Robertson v. Mylan Labs, Inc., 2004 VT 15, ¶ 15, 176 Vt. 356. The nonmoving party
then receives the benefit of all reasonable doubts and inferences arising from those facts.
Woolaver v. State, 2003 VT 71, ¶ 2, 175 Vt. 397. Furthermore, where, as here, "the
moving party does not bear the burden of persuasion at trial, it may satisfy its burden of
production by showing the court that there is an absence of evidence in the record to
support the nonmoving party's case. The burden then shifts to the nonmoving party to
persuade the court that there is a triable issue of fact." Ross v. Times Mirror, Inc., 164 Vt.
13, 18 (1995) (internal citations omitted).
Background
Dr. William Rosen performed eyelid surgery on Albert Gionet to drain a cyst. Mr.
Gionet was discharged from Dartmouth Hitchcock without complications. Afterwards,
his eye began bleeding and he went to Rutland Regional Medical Center for care. Mr.
Gionet describes his bleeding as life threatening. He alleges that Dr. Rosen committed
medical malpractice by not providing proper care after the surgery.

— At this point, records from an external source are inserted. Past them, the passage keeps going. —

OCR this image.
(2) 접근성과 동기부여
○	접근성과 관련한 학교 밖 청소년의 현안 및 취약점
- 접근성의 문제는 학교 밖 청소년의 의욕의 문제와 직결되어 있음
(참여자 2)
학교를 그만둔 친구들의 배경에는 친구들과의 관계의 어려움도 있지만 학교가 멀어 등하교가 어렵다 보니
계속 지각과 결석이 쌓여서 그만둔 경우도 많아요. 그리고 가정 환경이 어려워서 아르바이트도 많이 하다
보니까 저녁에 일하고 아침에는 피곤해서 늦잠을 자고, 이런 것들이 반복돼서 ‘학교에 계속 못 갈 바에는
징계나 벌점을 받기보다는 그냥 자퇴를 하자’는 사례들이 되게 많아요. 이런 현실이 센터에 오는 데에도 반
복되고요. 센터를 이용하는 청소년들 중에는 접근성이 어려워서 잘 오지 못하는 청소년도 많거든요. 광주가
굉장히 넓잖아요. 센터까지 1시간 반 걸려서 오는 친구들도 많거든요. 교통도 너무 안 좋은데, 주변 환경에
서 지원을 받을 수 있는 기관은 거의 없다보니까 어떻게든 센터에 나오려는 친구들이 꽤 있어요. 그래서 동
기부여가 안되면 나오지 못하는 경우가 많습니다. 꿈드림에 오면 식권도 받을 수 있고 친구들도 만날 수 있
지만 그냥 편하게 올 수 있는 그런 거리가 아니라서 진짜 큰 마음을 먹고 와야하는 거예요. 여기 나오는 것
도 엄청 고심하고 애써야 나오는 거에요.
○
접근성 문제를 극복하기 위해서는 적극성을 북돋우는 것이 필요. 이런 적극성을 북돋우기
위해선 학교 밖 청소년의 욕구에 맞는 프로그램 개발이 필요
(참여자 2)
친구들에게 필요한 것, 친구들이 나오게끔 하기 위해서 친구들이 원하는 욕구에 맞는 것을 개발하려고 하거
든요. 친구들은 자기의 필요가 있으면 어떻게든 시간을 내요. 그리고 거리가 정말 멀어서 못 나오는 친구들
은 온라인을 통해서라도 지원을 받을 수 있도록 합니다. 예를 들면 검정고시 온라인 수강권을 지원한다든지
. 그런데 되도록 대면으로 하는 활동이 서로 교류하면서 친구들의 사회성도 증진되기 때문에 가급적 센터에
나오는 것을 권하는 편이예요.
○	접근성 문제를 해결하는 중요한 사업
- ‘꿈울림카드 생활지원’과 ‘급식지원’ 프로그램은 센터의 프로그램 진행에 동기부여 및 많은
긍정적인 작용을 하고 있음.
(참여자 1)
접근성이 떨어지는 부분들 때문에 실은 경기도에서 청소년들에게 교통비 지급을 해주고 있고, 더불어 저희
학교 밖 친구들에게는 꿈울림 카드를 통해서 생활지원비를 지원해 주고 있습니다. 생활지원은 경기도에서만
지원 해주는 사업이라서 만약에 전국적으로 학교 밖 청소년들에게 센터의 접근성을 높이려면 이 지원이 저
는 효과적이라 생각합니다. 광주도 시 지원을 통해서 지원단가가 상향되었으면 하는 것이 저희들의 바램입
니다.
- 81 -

On January 28, 2010, the Court issued an Order giving Mr. Gionet 30 days to
respond to the defendants’ request for expert disclosures. Mr. Gionet has failed to
disclose an expert medical witness.
Discussion
In a medical malpractice action, the plaintiff has the burden of proving (1) the
applicable standard-of-care, (2) that the defendant breached that standard, and (3) that as
a proximate result the plaintiff suffered injuries that would not otherwise have occurred.
Jones v. Block, 171 Vt. 569, 569 (2000) (mem.) (citing 12 V.S.A. § 1908(1)-(3)).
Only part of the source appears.